Key statistics: ASX: ARB
Closing share price 04.09.18: $19.800
52-week high: $23.940
52-week low: $16.300
Most recent dividend: 19.5c
Annual dividend yield: 1.85% Franking: 100%
When I was a teenager we bought a canary yellow Toyota LandCruiser 60 series. Before we headed off to explore the outback, we fitted it out with a steel ARB bull bar and Old Man Emu suspension. They soon proved their worth when we were attacked by a suicidal kangaroo.
Almost 30 years later, ARB is the leading manufacturer and distributer of 4WD accessories.
Back then you might pass one or two vehicles per day when traversing the outback. Now you struggle to find a campsite. SUVs and utes are the highest-selling segment of the motor vehicle market. And ARB has ridden that trend all the way.
Founded in 1975, the company grew on the back of a reputation for tough and reliable products. It listed in 1988. An investment of $1000 at listing would be worth about $400,000 today and also have provided $111,000 worth of dividends for a total return of about $510,000 or 23%pa for 30 years. I wish my dad had bought shares instead of just the bull bar and springs.
The quality of this business is undeniable, and it is a great Australian growth story, but for those who missed that boat what does it mean for an investor who is considering the stock today.
Revenues and profits have been growing at about 10%pa for the past 10 years. The company has operated on a debt-free basis for at least the past 10 years and generates more than enough cash to cover all of its expenses, investment needs and dividend payments. However you choose to measure quality it makes the grade.
The big question mark with ARB is the price. After hitting a high of $23.94 in June the share price retracted 20%. It has since rebounded a little but is still about 18% off its highs. Despite this, on most valuation measures it looks expensive.

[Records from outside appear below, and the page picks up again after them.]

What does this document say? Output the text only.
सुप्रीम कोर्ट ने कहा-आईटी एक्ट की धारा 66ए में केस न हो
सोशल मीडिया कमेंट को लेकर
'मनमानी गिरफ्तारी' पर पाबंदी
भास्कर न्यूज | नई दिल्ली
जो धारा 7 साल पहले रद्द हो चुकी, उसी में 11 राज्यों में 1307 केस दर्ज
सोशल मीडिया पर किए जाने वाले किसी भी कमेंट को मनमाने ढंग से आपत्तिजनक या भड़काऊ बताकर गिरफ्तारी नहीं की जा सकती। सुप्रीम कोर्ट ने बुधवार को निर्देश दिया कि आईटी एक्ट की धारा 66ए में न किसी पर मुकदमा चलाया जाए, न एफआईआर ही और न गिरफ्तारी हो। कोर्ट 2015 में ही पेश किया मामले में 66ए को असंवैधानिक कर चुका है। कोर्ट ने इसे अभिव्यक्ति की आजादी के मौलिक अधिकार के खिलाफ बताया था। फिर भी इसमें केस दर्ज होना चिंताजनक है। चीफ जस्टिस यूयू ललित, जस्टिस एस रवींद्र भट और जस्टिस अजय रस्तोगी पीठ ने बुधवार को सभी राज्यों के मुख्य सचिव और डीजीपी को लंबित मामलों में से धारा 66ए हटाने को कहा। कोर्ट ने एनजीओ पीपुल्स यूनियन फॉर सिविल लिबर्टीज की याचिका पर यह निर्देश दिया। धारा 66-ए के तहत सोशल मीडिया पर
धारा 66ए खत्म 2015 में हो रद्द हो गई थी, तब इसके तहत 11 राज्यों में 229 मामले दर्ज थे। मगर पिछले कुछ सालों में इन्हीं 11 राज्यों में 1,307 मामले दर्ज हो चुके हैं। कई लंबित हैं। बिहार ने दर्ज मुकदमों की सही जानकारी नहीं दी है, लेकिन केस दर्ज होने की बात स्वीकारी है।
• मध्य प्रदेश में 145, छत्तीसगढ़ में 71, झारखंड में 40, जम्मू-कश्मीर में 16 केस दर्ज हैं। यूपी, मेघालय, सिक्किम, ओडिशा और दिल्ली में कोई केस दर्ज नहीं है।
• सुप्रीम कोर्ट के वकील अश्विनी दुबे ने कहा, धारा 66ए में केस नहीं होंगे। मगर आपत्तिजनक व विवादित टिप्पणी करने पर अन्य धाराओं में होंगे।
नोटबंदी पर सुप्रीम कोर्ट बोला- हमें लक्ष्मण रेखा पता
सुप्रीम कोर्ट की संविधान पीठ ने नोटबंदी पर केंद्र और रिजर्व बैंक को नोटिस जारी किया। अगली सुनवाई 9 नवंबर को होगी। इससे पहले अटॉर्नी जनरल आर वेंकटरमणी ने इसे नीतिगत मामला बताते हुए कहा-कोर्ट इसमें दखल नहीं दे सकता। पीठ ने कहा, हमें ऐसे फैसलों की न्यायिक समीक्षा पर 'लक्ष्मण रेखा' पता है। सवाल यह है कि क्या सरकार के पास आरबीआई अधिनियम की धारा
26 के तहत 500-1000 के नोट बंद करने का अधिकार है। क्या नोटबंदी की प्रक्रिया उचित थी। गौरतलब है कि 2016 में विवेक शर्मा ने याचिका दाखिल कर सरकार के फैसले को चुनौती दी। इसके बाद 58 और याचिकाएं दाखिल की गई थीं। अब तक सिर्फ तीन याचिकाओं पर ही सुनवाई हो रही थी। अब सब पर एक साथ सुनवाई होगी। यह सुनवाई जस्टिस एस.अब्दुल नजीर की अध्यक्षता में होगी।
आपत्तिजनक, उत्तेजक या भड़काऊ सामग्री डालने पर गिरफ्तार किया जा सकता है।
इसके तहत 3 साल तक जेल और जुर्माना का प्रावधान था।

It is trading on a PE ratio of 31 times 2018 actual earnings and 26 times 2019 forecast earnings. Those forecasts are also assuming 20% earnings per share growth, which seems very bullish given growth has been averaging around 10% in recent years.
If we assume growth continues at a still very respectable 10%, then the forecast PE ratio would be 28.5. PE ratios of this magnitude are generally indicative of businesses that are growing at very high rates.
Return on equity has also been tapering off. From 30% in 2010 it has now declined to just under 18%. This is still a great result but it does indicate that the business is looking more mature and finding it more difficult to maintain growth at very high levels.
ARB is a fantastic business, well run and very secure. However, the price now resembles a level of optimism that has outrun the business. For an investor today to earn the types of returns that were available in the past, the business would have to do something truly astounding.
Alternatively, if we witness a market correction and the price of ARB falls further still, it may present a rare opportunity to pick up a great business at a respectable price.